The stories themselves are enormous fun, especially if you are the sort of reader that enjoys all the cameos in Alan Moore's League of Extraordinary Gentlemen comics. Kim Newman was doing that same kind of adventure in Anno Dracula back in the 1990s, only with vampires. As with Alan Moore's League stories, you don't NEED to know where all the players are originally from to enjoy this book, but it certainly was a value-add for me. I really don't want to spoil all the twists and turns of the plot, other than to say that Bloody Red Baron is about Dracula's England entering World War I, so I'll just say that it's good and you should check it out.
I was really sad that I wasn't able to get over to the Beanleaf Press booth at Emerald City and say hello to Travis Hanson. We'd never met in person, but his former studio-mate Mordechai is an old friend of mine, and more importantly, Travis ran a panel last year at ECCC on small-press publishing that was chock-full of smart, good advice for fledgling artists and self-publishers. I went with my former student Amanda and I know she really took it to heart; a lot of it got incorporated into her own approach to doing 'zines. I daresay Travis probably prevented several bankruptcies just in those forty-five minutes.

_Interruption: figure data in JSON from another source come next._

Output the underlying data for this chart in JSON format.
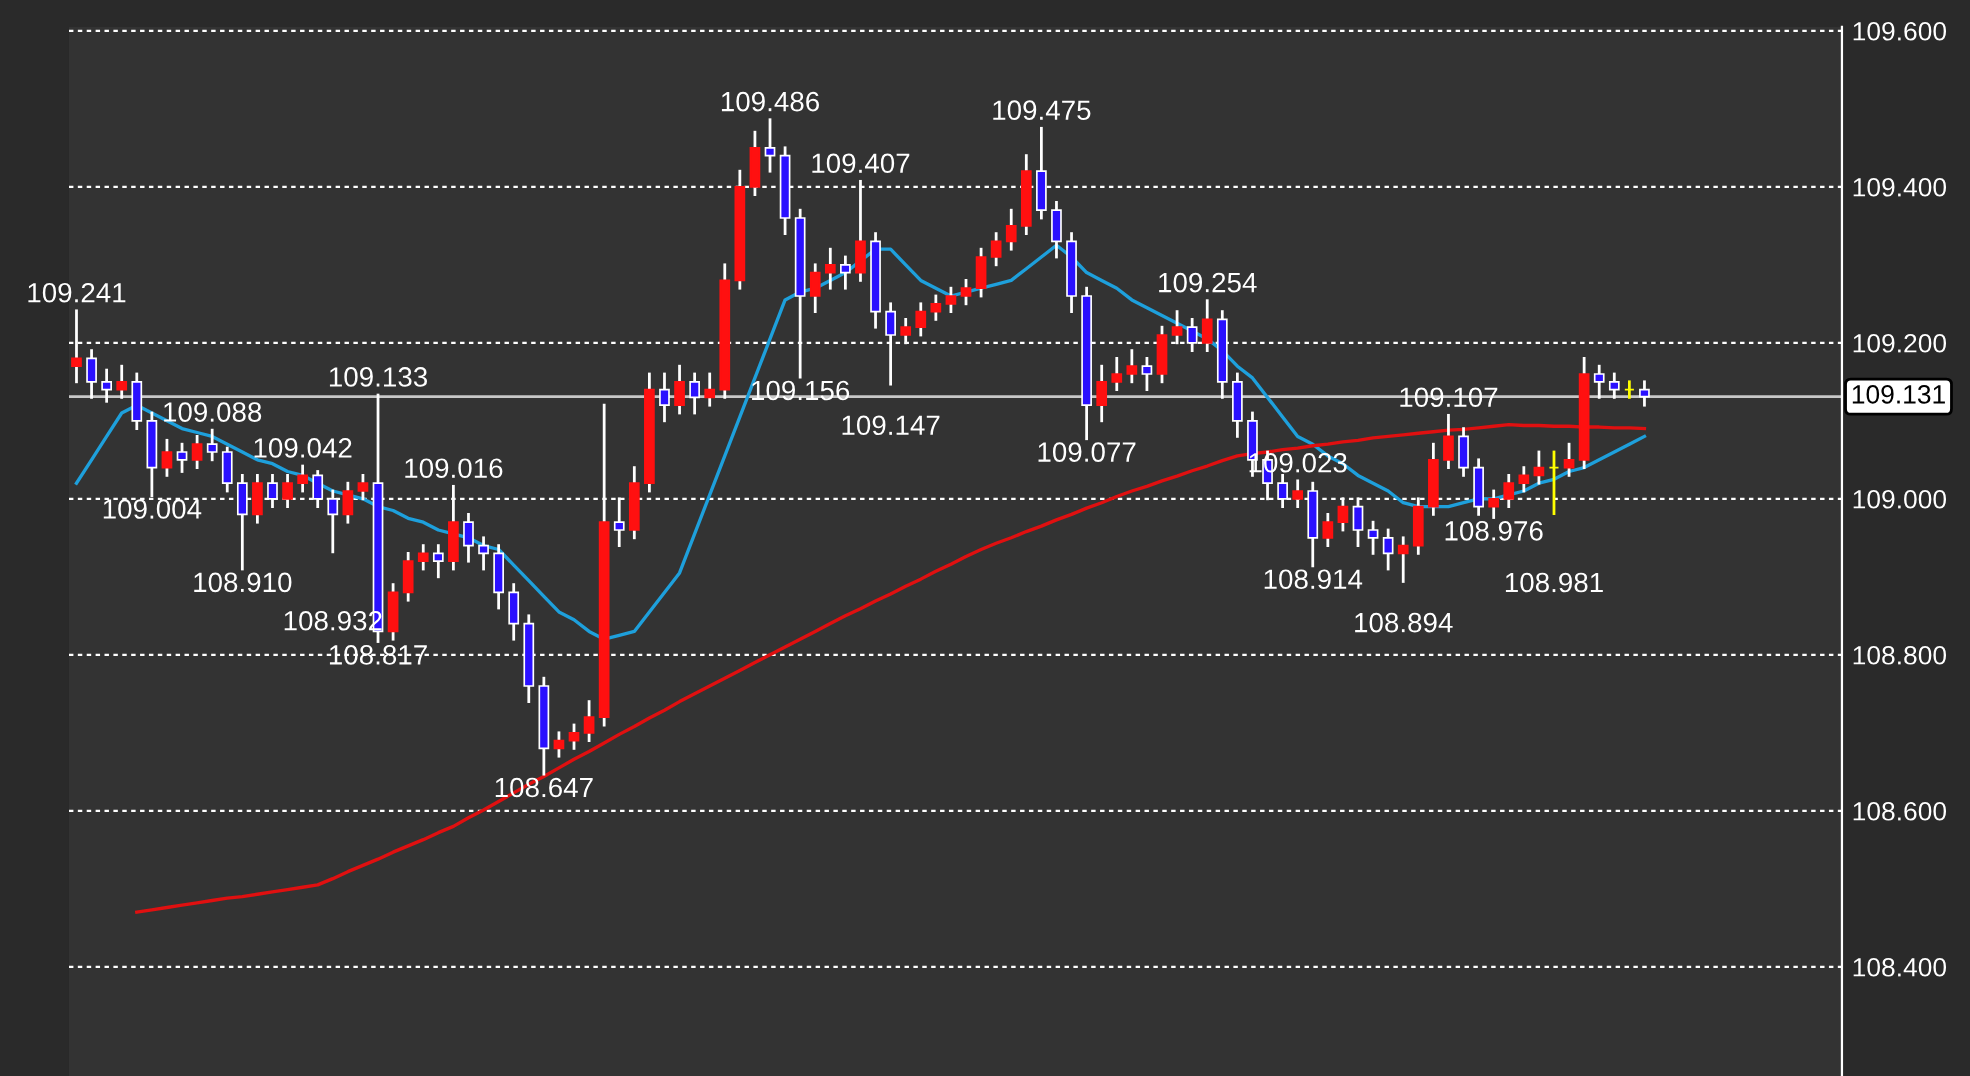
{
  "chart_data": {
    "type": "candlestick",
    "categories": [
      null,
      null,
      null,
      null,
      null,
      null,
      null,
      null,
      null,
      null,
      null,
      null,
      null,
      null,
      null,
      null,
      null,
      null,
      null,
      null,
      null,
      null,
      null,
      null,
      null,
      null,
      null,
      null,
      null,
      null,
      null,
      null,
      null,
      null,
      null,
      null,
      null,
      null,
      null,
      null,
      null,
      null,
      null,
      null,
      null,
      null,
      null,
      null,
      null,
      null,
      null,
      null,
      null,
      null,
      null,
      null,
      null,
      null,
      null,
      null,
      null,
      null,
      null,
      null,
      null,
      null,
      null,
      null,
      null,
      null,
      null,
      null,
      null,
      null,
      null,
      null,
      null,
      null,
      null,
      null,
      null,
      null,
      null,
      null,
      null,
      null,
      null,
      null,
      null,
      null,
      null,
      null,
      null,
      null,
      null,
      null,
      null,
      null,
      null,
      null,
      null,
      null,
      null,
      null,
      null
    ],
    "ohlc": [
      [
        109.17,
        109.241,
        109.15,
        109.18
      ],
      [
        109.18,
        109.19,
        109.13,
        109.15
      ],
      [
        109.15,
        109.165,
        109.125,
        109.14
      ],
      [
        109.14,
        109.17,
        109.13,
        109.15
      ],
      [
        109.15,
        109.16,
        109.09,
        109.1
      ],
      [
        109.1,
        109.11,
        109.004,
        109.04
      ],
      [
        109.04,
        109.075,
        109.03,
        109.06
      ],
      [
        109.06,
        109.07,
        109.035,
        109.05
      ],
      [
        109.05,
        109.08,
        109.04,
        109.07
      ],
      [
        109.07,
        109.088,
        109.05,
        109.06
      ],
      [
        109.06,
        109.065,
        109.01,
        109.02
      ],
      [
        109.02,
        109.03,
        108.91,
        108.98
      ],
      [
        108.98,
        109.03,
        108.97,
        109.02
      ],
      [
        109.02,
        109.03,
        108.99,
        109.0
      ],
      [
        109.0,
        109.03,
        108.99,
        109.02
      ],
      [
        109.02,
        109.042,
        109.01,
        109.03
      ],
      [
        109.03,
        109.035,
        108.99,
        109.0
      ],
      [
        109.0,
        109.01,
        108.932,
        108.98
      ],
      [
        108.98,
        109.02,
        108.97,
        109.01
      ],
      [
        109.01,
        109.03,
        109.0,
        109.02
      ],
      [
        109.02,
        109.133,
        108.817,
        108.83
      ],
      [
        108.83,
        108.89,
        108.82,
        108.88
      ],
      [
        108.88,
        108.93,
        108.87,
        108.92
      ],
      [
        108.92,
        108.94,
        108.91,
        108.93
      ],
      [
        108.93,
        108.94,
        108.9,
        108.92
      ],
      [
        108.92,
        109.016,
        108.91,
        108.97
      ],
      [
        108.97,
        108.98,
        108.92,
        108.94
      ],
      [
        108.94,
        108.95,
        108.91,
        108.93
      ],
      [
        108.93,
        108.94,
        108.86,
        108.88
      ],
      [
        108.88,
        108.89,
        108.82,
        108.84
      ],
      [
        108.84,
        108.85,
        108.74,
        108.76
      ],
      [
        108.76,
        108.77,
        108.647,
        108.68
      ],
      [
        108.68,
        108.7,
        108.67,
        108.69
      ],
      [
        108.69,
        108.71,
        108.68,
        108.7
      ],
      [
        108.7,
        108.74,
        108.69,
        108.72
      ],
      [
        108.72,
        109.12,
        108.71,
        108.97
      ],
      [
        108.97,
        109.0,
        108.94,
        108.96
      ],
      [
        108.96,
        109.04,
        108.95,
        109.02
      ],
      [
        109.02,
        109.16,
        109.01,
        109.14
      ],
      [
        109.14,
        109.16,
        109.1,
        109.12
      ],
      [
        109.12,
        109.17,
        109.11,
        109.15
      ],
      [
        109.15,
        109.16,
        109.11,
        109.13
      ],
      [
        109.13,
        109.16,
        109.12,
        109.14
      ],
      [
        109.14,
        109.3,
        109.13,
        109.28
      ],
      [
        109.28,
        109.42,
        109.27,
        109.4
      ],
      [
        109.4,
        109.47,
        109.39,
        109.45
      ],
      [
        109.45,
        109.486,
        109.42,
        109.44
      ],
      [
        109.44,
        109.45,
        109.34,
        109.36
      ],
      [
        109.36,
        109.37,
        109.156,
        109.26
      ],
      [
        109.26,
        109.3,
        109.24,
        109.29
      ],
      [
        109.29,
        109.32,
        109.27,
        109.3
      ],
      [
        109.3,
        109.31,
        109.27,
        109.29
      ],
      [
        109.29,
        109.407,
        109.28,
        109.33
      ],
      [
        109.33,
        109.34,
        109.22,
        109.24
      ],
      [
        109.24,
        109.25,
        109.147,
        109.21
      ],
      [
        109.21,
        109.23,
        109.2,
        109.22
      ],
      [
        109.22,
        109.25,
        109.21,
        109.24
      ],
      [
        109.24,
        109.26,
        109.23,
        109.25
      ],
      [
        109.25,
        109.27,
        109.24,
        109.26
      ],
      [
        109.26,
        109.28,
        109.25,
        109.27
      ],
      [
        109.27,
        109.32,
        109.26,
        109.31
      ],
      [
        109.31,
        109.34,
        109.3,
        109.33
      ],
      [
        109.33,
        109.37,
        109.32,
        109.35
      ],
      [
        109.35,
        109.44,
        109.34,
        109.42
      ],
      [
        109.42,
        109.475,
        109.36,
        109.37
      ],
      [
        109.37,
        109.38,
        109.31,
        109.33
      ],
      [
        109.33,
        109.34,
        109.24,
        109.26
      ],
      [
        109.26,
        109.27,
        109.077,
        109.12
      ],
      [
        109.12,
        109.17,
        109.1,
        109.15
      ],
      [
        109.15,
        109.18,
        109.14,
        109.16
      ],
      [
        109.16,
        109.19,
        109.15,
        109.17
      ],
      [
        109.17,
        109.18,
        109.14,
        109.16
      ],
      [
        109.16,
        109.22,
        109.15,
        109.21
      ],
      [
        109.21,
        109.24,
        109.2,
        109.22
      ],
      [
        109.22,
        109.23,
        109.19,
        109.2
      ],
      [
        109.2,
        109.254,
        109.19,
        109.23
      ],
      [
        109.23,
        109.24,
        109.13,
        109.15
      ],
      [
        109.15,
        109.16,
        109.08,
        109.1
      ],
      [
        109.1,
        109.11,
        109.03,
        109.05
      ],
      [
        109.05,
        109.06,
        109.0,
        109.02
      ],
      [
        109.02,
        109.03,
        108.99,
        109.0
      ],
      [
        109.0,
        109.023,
        108.99,
        109.01
      ],
      [
        109.01,
        109.02,
        108.914,
        108.95
      ],
      [
        108.95,
        108.98,
        108.94,
        108.97
      ],
      [
        108.97,
        109.0,
        108.96,
        108.99
      ],
      [
        108.99,
        109.0,
        108.94,
        108.96
      ],
      [
        108.96,
        108.97,
        108.93,
        108.95
      ],
      [
        108.95,
        108.96,
        108.91,
        108.93
      ],
      [
        108.93,
        108.95,
        108.894,
        108.94
      ],
      [
        108.94,
        109.0,
        108.93,
        108.99
      ],
      [
        108.99,
        109.07,
        108.98,
        109.05
      ],
      [
        109.05,
        109.107,
        109.04,
        109.08
      ],
      [
        109.08,
        109.09,
        109.03,
        109.04
      ],
      [
        109.04,
        109.05,
        108.98,
        108.99
      ],
      [
        108.99,
        109.01,
        108.976,
        109.0
      ],
      [
        109.0,
        109.03,
        108.99,
        109.02
      ],
      [
        109.02,
        109.04,
        109.01,
        109.03
      ],
      [
        109.03,
        109.06,
        109.02,
        109.04
      ],
      [
        109.04,
        109.06,
        108.981,
        109.04
      ],
      [
        109.04,
        109.07,
        109.03,
        109.05
      ],
      [
        109.05,
        109.18,
        109.04,
        109.16
      ],
      [
        109.16,
        109.17,
        109.13,
        109.15
      ],
      [
        109.15,
        109.16,
        109.13,
        109.14
      ],
      [
        109.14,
        109.15,
        109.13,
        109.14
      ],
      [
        109.14,
        109.15,
        109.12,
        109.131
      ]
    ],
    "series": [
      {
        "type": "line",
        "color": "#1ea0dc",
        "values": [
          109.02,
          109.05,
          109.08,
          109.11,
          109.12,
          109.11,
          109.1,
          109.09,
          109.085,
          109.08,
          109.07,
          109.06,
          109.05,
          109.045,
          109.035,
          109.03,
          109.02,
          109.01,
          109.005,
          109.0,
          108.99,
          108.985,
          108.975,
          108.97,
          108.96,
          108.955,
          108.95,
          108.94,
          108.935,
          108.915,
          108.895,
          108.875,
          108.855,
          108.845,
          108.83,
          108.82,
          108.825,
          108.83,
          108.855,
          108.88,
          108.905,
          108.955,
          109.005,
          109.055,
          109.105,
          109.155,
          109.205,
          109.255,
          109.265,
          109.27,
          109.28,
          109.29,
          109.305,
          109.32,
          109.32,
          109.3,
          109.28,
          109.27,
          109.26,
          109.265,
          109.27,
          109.275,
          109.28,
          109.295,
          109.31,
          109.325,
          109.31,
          109.29,
          109.28,
          109.27,
          109.255,
          109.245,
          109.235,
          109.225,
          109.215,
          109.205,
          109.19,
          109.17,
          109.155,
          109.13,
          109.105,
          109.08,
          109.07,
          109.055,
          109.045,
          109.03,
          109.02,
          109.01,
          108.995,
          108.99,
          108.99,
          108.99,
          108.995,
          109.0,
          109.0,
          109.005,
          109.01,
          109.02,
          109.025,
          109.035,
          109.04,
          109.05,
          109.06,
          109.07,
          109.08
        ]
      },
      {
        "type": "line",
        "color": "#e01010",
        "values": [
          null,
          null,
          null,
          null,
          108.47,
          108.473,
          108.476,
          108.479,
          108.482,
          108.485,
          108.488,
          108.49,
          108.493,
          108.496,
          108.499,
          108.502,
          108.505,
          108.513,
          108.522,
          108.53,
          108.538,
          108.547,
          108.555,
          108.563,
          108.572,
          108.58,
          108.591,
          108.601,
          108.612,
          108.623,
          108.634,
          108.644,
          108.655,
          108.666,
          108.676,
          108.687,
          108.698,
          108.708,
          108.719,
          108.729,
          108.74,
          108.75,
          108.76,
          108.77,
          108.78,
          108.79,
          108.8,
          108.81,
          108.82,
          108.83,
          108.84,
          108.85,
          108.859,
          108.869,
          108.878,
          108.888,
          108.897,
          108.907,
          108.916,
          108.926,
          108.935,
          108.943,
          108.95,
          108.958,
          108.965,
          108.973,
          108.98,
          108.988,
          108.995,
          109.003,
          109.01,
          109.016,
          109.023,
          109.029,
          109.036,
          109.042,
          109.049,
          109.055,
          109.058,
          109.06,
          109.063,
          109.065,
          109.068,
          109.07,
          109.073,
          109.075,
          109.078,
          109.08,
          109.082,
          109.084,
          109.086,
          109.088,
          109.089,
          109.091,
          109.093,
          109.095,
          109.094,
          109.094,
          109.093,
          109.093,
          109.092,
          109.092,
          109.091,
          109.091,
          109.09
        ]
      }
    ],
    "ylim": [
      108.26,
      109.605
    ],
    "yticks": [
      {
        "value": 108.4,
        "label": "108.400"
      },
      {
        "value": 108.6,
        "label": "108.600"
      },
      {
        "value": 108.8,
        "label": "108.800"
      },
      {
        "value": 109.0,
        "label": "109.000"
      },
      {
        "value": 109.2,
        "label": "109.200"
      },
      {
        "value": 109.4,
        "label": "109.400"
      },
      {
        "value": 109.6,
        "label": "109.600"
      }
    ],
    "tick_labels": "y",
    "grid": "y",
    "ref_lines": [
      {
        "axis": "y",
        "value": 109.131,
        "label": "109.131",
        "color": "#c8c8c8"
      }
    ],
    "annotations": [
      {
        "text": "109.241",
        "y": 109.241
      },
      {
        "text": "109.004",
        "y": 109.004
      },
      {
        "text": "109.088",
        "y": 109.088
      },
      {
        "text": "108.910",
        "y": 108.91
      },
      {
        "text": "109.042",
        "y": 109.042
      },
      {
        "text": "108.932",
        "y": 108.932
      },
      {
        "text": "109.133",
        "y": 109.133
      },
      {
        "text": "108.817",
        "y": 108.817
      },
      {
        "text": "109.016",
        "y": 109.016
      },
      {
        "text": "108.647",
        "y": 108.647
      },
      {
        "text": "109.486",
        "y": 109.486
      },
      {
        "text": "109.156",
        "y": 109.156
      },
      {
        "text": "109.407",
        "y": 109.407
      },
      {
        "text": "109.147",
        "y": 109.147
      },
      {
        "text": "109.475",
        "y": 109.475
      },
      {
        "text": "109.077",
        "y": 109.077
      },
      {
        "text": "109.254",
        "y": 109.254
      },
      {
        "text": "109.023",
        "y": 109.023
      },
      {
        "text": "108.914",
        "y": 108.914
      },
      {
        "text": "108.894",
        "y": 108.894
      },
      {
        "text": "109.107",
        "y": 109.107
      },
      {
        "text": "108.976",
        "y": 108.976
      },
      {
        "text": "108.981",
        "y": 108.981
      }
    ]
  }
}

Anyway. I did buy a bunch of his comics and became a fan of his work, it's really just a visual delight and the story is the kind of engaging high fantasy that works beautifully in comics. The tale of young Bean, a tavern dishwasher who gets swept up into an epic quest, is the kind of thing that hits me right where I live. For me it's in the same wheelhouse with Narnia and Lloyd Alexander's Prydain and all of those stories that got me interested in fantasy fiction in the first place.

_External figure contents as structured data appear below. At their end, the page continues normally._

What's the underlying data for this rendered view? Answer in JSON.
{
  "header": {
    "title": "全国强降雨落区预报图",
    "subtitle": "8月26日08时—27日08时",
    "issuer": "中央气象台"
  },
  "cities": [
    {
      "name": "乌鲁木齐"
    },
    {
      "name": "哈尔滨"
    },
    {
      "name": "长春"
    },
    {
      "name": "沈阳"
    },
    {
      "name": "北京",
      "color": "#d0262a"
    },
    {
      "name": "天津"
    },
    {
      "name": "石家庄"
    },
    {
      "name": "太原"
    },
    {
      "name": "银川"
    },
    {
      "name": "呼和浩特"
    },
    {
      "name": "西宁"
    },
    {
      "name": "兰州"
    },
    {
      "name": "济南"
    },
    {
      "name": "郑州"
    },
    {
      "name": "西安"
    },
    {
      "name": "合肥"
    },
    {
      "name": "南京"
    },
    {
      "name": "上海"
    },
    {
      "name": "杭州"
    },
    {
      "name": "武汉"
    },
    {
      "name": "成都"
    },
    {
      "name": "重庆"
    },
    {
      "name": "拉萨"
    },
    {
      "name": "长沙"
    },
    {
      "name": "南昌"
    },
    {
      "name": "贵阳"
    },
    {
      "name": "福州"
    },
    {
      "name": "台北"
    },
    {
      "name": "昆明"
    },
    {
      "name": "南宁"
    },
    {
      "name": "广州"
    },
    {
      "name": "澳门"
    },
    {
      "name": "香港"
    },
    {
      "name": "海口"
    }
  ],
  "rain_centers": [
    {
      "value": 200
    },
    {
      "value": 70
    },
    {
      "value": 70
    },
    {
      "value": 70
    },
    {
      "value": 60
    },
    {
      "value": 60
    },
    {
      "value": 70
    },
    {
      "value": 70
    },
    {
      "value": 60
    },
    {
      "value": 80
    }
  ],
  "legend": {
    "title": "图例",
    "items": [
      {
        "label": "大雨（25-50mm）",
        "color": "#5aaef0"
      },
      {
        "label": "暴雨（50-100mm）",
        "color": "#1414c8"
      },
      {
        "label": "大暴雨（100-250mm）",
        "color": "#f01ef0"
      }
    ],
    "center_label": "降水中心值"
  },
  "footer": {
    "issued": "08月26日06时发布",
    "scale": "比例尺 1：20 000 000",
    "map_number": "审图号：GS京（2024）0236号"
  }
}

So when Travis launched a Kickstarter campaign to get his trade collections funded, Julie and I were in for fifty.
And in the midst of the chaos of Emerald City Con, our books arrived -- The Bean, volumes one and two.

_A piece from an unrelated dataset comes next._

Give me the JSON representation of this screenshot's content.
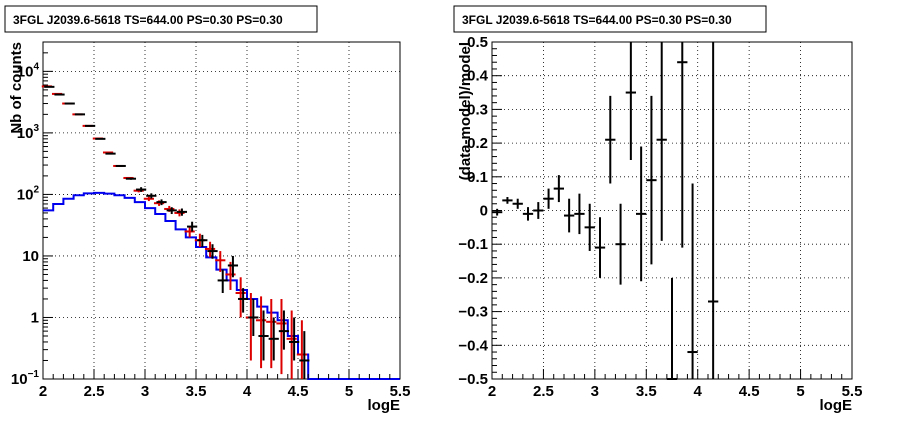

I'd already seen a lot of these comics because I'd picked up individual issues the year before, but it's much nicer to have the books. Since we were backers, we got sketches inside the cover and our names in the back, and an extra copy of volume two that I think is going to have to go to Amanda. It's a really nice package, and very professional-looking.
But you don't have to kick in the dollar amount we did. You can buy the books online here at Mr. Hanson's store, in either print or digital editions, and I really recommend them. We saw a lot of people at Emerald City who were lamenting the lack of fun comics for younger readers and I always pointed them to Travis and the Beanleaf booth. I hope they found him, and I hope you do too.